Reasonable Cooling Standards in Maricopa County
Paul A. Henderson, Esq. | Law Offices of Scott M. Clark, P.C.
What was the biggest factor that contributed to the growth of Arizona after World War II? It wasn't America's superpower status or the Cold War - it was a simple invention that truly changed the nature of your home: the air conditioning unit.
That same air conditioning unit plays a large role in housing in Maricopa County, especially during seasons not optimistically described as "winter." The Arizona Residential Landlord and Tenant Act requires you, the landlord, to supply "reasonable heat and reasonable air-conditioning or cooling where such units are installed and offered." The problem with A.R.S. § 33-1324(A)(6) is that "reasonable air-conditioning" is not defined, leaving management and property owners at risk when trying to determine what constitutes "reasonable."
Some Valley cities have taken the guesswork out of this transaction now. Other cities have left it at the "reasonable" standard. Scottsdale was one of the first municipalities to establish a specific number, which frequently caused it to be cited by members of the residential rental industry (and the justice courts) as the go-to standard. "The West's Most Western Town" set the minimum cooling temperature at 85°F (§ 31-32 602.2.2). However, other cities have now introduced their own policies. Phoenix is the newest city that has implemented a temperature standard. The temperature adopted by the Phoenix City Council is a lower one than Scottsdale; the requirement in Arizona's largest city is for cooling in the residence to reach 82°F or lower (§ 39-5(B)(1)(b)). Tempe embraced the same standard as Phoenix: 82°F (§ 21-34(c)) is the requirement there.
Mesa, Chandler, Gilbert, Glendale, Peoria, and Surprise do not set temperature standards. Tucson, Arizona's second largest city and the only one in the top ten most populous Arizona cities not in Maricopa County, also does not set a temperature threshold.
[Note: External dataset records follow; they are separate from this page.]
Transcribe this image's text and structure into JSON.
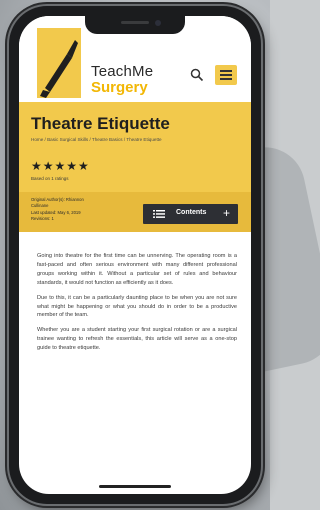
{
  "header": {
    "brand_line1": "TeachMe",
    "brand_line2": "Surgery",
    "search_icon": "search-icon",
    "menu_icon": "hamburger-menu-icon"
  },
  "page": {
    "title": "Theatre Etiquette",
    "breadcrumb": "Home  /  Basic Surgical Skills  /  Theatre Basics  /  Theatre Etiquette",
    "rating_stars": "★★★★★",
    "rating_count": "Based on 1 ratings"
  },
  "meta": {
    "original_author_label": "Original Author(s): Rhiannon",
    "original_author_name": "Cullinane",
    "last_updated": "Last updated: May 6, 2019",
    "revisions": "Revisions: 1"
  },
  "contents_button": {
    "label": "Contents",
    "plus": "+"
  },
  "article": {
    "paragraphs": [
      "Going into theatre for the first time can be unnerving. The operating room is a fast-paced and often serious environment with many different professional groups working within it. Without a particular set of rules and behaviour standards, it would not function as efficiently as it does.",
      "Due to this, it can be a particularly daunting place to be when you are not sure what might be happening or what you should do in order to be a productive member of the team.",
      "Whether you are a student starting your first surgical rotation or are a surgical trainee wanting to refresh the essentials, this article will serve as a one-stop guide to theatre etiquette."
    ]
  },
  "colors": {
    "accent_yellow": "#f2c94c",
    "meta_yellow": "#e7ba3c",
    "dark_button": "#2d2f34"
  }
}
Without a standard, you are left facing the guessing game of what constitutes reasonable temperatures. In these circumstances, Phoenix's 82°F standard may very well be the de facto policy for these cities, too.
Now, what does this mean for you? While three of the cities have set specific temperature requirements, this does not mean that you should only shoot for these limits. 85°F is not all that optimal of a temperature in post-WWII Arizona. Air conditioning systems should be designed to appropriately cool the square footage of the residence. A unit that is too small will not produce appropriate cooling. Similarly, make sure that your air conditioning units are in good repair and free from damage; a system that is not properly maintained will work less efficiently, which will lead to higher electricity bills. If you don't provide appropriate cooling, you may face complaints from your residents - and potential legal headaches.